Geçmişte böyle ruha sahip bir millet olmamızın nedeni, o dönemde yetişen gençliğe verilen eğitimde yatmaktadır. Hepimizin bildiği gibi eğitim iki yerde olur; aile ve okul. O dönemde aileler çocuklarına küçük yaşta milli duyguları aşılar, dedeler, nineler masal niyetine çocuklara tarihteki kahramanlık hikayelerini anlatırdı. Okullarda ise batılı ilimlerin yansıra milli bilgiler de verilirdi. Dolayısıyla günümüze göre daha idealist bir gençlik mevcuttu.
Günümüzde ise değişen hayat şartları sebebiyle bir çok ailede anne de çalışmakta, dedeler, nineler çocuğa bakıyorsalar da, genellikle pembe dizi veya “evlilik, gelin-kayınvalide ilişkileriyle ilgili” izleyenlere hiçbir katkısı olmayan ve ciddi olarak seviye problemi bulunan programlarla vakit geçirmekte, dolayısıyla nesiller arası kültür aktarımı sağlanamamaktadır. Mali durumu iyi olan aileler ise çocuklarına yabancı uyruklu dadı tutmaktadır.
Okullarımızda ise anaokulundan itibaren yabancı dille eğitim verilerek çocuklarımız kendi kültürlerine yabancı olarak yetiştirilmektedir. Çünkü dil en önemli kültür – aktarım aracıdır. Çocuk daha kendi dilini tam konuşamazken yabancı dil öğrenirse tabii ki gelecekte kendisinden milli hassasiyet beklemek zor olur. Şahsi kanaatimce bir çocuğa yabancı dil lise çağlarında öğretilmeye başlanmalıdır. Çünkü bu yaşlara geldiğinde kişinin artık kültürel altyapısı oluşmuş olur.
Kısacası değerli okuyucular, bizler yetişen neslimize “bilinçli bir eğitim” verirsek, bugün ülkemizde yaşadığımız bölünme tehlikesi, yabancılara toprak satımı veya iyi eğitim alan gençlerimizin yurt dışında çalışma istekleri yani beyin göçü sorununu yaşamayız.(Dünya da en çok beyin göçü veren Hindistan’dan sonra ikinci ülke olarak gelmekteyiz!)

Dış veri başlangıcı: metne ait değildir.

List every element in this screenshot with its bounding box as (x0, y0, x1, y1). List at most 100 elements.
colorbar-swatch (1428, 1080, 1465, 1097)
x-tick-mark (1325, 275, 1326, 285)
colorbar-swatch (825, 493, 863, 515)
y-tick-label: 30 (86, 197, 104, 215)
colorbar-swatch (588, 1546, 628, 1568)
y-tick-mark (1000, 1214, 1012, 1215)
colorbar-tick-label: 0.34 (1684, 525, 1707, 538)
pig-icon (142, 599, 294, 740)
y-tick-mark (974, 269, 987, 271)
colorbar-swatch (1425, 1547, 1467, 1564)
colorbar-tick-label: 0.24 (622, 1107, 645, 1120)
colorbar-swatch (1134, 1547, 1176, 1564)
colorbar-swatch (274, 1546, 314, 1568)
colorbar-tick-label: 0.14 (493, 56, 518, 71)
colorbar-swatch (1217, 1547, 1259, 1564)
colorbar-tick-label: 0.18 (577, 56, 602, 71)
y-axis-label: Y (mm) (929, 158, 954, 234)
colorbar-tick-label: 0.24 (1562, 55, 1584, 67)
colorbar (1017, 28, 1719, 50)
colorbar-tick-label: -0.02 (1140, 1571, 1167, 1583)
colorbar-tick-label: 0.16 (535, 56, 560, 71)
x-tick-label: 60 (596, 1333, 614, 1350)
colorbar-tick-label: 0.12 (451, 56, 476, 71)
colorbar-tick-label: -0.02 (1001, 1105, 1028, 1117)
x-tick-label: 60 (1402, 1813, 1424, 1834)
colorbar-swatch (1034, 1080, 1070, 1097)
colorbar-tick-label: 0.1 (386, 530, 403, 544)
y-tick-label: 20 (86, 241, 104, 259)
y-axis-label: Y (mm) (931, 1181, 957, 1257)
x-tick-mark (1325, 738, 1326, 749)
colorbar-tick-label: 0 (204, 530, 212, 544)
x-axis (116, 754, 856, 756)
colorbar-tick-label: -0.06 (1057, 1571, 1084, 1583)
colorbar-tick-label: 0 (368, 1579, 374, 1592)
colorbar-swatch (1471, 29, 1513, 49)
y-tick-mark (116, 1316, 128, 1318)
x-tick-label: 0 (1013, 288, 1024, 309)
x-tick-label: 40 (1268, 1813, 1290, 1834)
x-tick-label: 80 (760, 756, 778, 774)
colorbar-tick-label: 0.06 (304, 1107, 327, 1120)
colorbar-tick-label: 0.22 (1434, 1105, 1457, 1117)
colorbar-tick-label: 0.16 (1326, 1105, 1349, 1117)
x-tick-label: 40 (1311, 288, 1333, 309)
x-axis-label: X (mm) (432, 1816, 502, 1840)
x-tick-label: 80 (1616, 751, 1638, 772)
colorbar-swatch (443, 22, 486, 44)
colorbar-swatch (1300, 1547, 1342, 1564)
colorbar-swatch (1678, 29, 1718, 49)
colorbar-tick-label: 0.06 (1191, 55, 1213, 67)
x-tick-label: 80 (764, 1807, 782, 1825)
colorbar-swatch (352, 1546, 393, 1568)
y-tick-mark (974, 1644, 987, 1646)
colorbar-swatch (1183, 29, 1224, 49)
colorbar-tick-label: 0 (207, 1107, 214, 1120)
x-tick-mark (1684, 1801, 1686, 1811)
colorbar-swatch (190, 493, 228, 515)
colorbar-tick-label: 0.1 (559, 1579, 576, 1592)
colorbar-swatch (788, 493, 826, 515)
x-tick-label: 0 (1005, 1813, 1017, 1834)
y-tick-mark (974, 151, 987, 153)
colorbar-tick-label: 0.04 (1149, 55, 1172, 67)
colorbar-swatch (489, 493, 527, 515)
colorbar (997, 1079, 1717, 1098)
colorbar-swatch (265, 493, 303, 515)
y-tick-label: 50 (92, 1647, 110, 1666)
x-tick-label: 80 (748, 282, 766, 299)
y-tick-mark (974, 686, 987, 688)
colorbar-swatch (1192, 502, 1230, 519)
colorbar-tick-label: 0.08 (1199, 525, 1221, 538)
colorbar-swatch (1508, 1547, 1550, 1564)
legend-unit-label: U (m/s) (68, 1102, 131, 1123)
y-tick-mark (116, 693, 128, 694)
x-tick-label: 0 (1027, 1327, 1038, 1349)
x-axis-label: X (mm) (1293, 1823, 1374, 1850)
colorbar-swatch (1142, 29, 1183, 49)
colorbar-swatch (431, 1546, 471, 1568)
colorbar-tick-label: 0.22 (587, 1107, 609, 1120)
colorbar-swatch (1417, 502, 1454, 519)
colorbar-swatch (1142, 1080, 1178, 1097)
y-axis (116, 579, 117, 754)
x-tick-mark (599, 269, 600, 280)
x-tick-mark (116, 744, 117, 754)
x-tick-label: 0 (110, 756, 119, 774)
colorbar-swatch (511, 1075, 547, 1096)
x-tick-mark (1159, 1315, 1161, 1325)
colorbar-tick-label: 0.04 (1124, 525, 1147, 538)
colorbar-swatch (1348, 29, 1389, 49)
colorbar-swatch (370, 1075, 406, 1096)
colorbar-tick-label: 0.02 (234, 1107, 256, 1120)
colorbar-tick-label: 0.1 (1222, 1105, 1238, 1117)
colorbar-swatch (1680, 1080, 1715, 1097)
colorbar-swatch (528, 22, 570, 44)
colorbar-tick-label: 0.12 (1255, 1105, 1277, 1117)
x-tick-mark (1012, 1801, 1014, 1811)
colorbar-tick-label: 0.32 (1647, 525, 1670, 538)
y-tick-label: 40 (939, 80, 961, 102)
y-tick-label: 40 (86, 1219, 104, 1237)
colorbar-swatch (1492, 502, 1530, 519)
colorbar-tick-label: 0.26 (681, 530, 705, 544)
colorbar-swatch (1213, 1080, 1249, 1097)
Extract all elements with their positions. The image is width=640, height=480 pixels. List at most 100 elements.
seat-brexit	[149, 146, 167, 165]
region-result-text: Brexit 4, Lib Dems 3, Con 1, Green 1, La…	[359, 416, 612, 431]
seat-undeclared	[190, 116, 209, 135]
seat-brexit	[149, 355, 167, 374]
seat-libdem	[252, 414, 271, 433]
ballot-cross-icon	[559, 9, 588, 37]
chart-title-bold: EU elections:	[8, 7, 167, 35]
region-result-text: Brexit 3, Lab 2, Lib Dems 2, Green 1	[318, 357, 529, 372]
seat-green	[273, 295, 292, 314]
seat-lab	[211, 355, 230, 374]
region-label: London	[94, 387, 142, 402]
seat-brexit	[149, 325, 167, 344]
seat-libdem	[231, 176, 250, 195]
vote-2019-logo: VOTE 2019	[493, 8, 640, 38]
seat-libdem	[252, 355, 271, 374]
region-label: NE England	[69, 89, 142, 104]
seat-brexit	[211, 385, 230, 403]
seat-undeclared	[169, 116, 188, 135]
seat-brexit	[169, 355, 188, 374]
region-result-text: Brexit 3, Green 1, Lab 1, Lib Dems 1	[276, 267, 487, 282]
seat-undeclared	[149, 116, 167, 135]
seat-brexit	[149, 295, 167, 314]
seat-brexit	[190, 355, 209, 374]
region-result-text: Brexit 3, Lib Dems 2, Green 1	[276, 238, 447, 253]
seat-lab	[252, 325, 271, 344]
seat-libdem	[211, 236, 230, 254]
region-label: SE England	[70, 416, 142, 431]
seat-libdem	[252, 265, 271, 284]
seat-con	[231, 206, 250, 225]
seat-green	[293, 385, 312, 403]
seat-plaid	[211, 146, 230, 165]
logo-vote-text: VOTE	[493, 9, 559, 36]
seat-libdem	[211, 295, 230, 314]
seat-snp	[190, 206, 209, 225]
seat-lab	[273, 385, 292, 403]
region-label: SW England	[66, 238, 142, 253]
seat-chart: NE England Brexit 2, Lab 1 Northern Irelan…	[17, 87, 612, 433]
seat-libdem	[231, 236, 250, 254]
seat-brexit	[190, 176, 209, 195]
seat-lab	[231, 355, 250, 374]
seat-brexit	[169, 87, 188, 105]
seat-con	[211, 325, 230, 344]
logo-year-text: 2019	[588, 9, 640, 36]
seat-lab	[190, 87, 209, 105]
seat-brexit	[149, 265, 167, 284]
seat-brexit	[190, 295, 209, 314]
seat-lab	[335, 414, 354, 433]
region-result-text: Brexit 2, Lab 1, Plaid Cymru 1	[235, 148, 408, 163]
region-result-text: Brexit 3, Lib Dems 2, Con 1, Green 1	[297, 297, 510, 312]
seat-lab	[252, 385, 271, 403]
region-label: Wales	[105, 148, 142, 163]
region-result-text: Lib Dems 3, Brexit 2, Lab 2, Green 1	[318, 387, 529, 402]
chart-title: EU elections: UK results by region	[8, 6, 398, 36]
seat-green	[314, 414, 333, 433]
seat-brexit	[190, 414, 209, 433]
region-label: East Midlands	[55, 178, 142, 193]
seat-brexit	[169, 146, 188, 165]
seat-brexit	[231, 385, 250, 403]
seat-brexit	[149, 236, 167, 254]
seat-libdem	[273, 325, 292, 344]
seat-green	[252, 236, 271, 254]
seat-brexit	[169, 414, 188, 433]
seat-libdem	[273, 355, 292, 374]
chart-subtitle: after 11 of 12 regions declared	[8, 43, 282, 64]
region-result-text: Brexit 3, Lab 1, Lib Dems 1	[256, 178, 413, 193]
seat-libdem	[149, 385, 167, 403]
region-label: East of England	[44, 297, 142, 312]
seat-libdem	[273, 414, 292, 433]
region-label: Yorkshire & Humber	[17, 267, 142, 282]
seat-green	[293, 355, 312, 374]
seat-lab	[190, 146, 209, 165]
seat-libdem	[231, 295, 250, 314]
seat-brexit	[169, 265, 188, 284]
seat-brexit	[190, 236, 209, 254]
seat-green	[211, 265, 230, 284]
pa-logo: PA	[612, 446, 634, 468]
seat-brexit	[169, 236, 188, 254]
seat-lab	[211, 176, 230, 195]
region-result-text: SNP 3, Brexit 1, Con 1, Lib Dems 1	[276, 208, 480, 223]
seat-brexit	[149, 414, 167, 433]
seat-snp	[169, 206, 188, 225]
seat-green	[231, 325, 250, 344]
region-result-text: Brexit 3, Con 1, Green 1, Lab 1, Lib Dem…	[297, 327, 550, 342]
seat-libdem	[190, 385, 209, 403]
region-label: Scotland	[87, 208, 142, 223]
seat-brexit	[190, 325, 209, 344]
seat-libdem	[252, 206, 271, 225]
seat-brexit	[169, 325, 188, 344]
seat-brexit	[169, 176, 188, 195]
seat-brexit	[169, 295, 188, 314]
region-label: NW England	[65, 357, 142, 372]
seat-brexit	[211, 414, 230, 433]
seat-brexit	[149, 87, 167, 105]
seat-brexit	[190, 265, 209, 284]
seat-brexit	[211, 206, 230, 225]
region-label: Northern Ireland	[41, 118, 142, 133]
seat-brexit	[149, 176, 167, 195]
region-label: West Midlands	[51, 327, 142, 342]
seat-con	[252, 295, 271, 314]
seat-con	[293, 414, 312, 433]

Bir devletin kaderini o devleti oluşturan millet belirler. Atalarımız dünya tarihine Roma İmparatorluğu’ndan sonra en uzun yaşayan imparatoluk olan Osmanlı İmparatorluğu’nu kurup yaşatarak imza attılar. Umarım bizler ise tarihe “en kısa süren Türk devleti” olarak imza atmayız.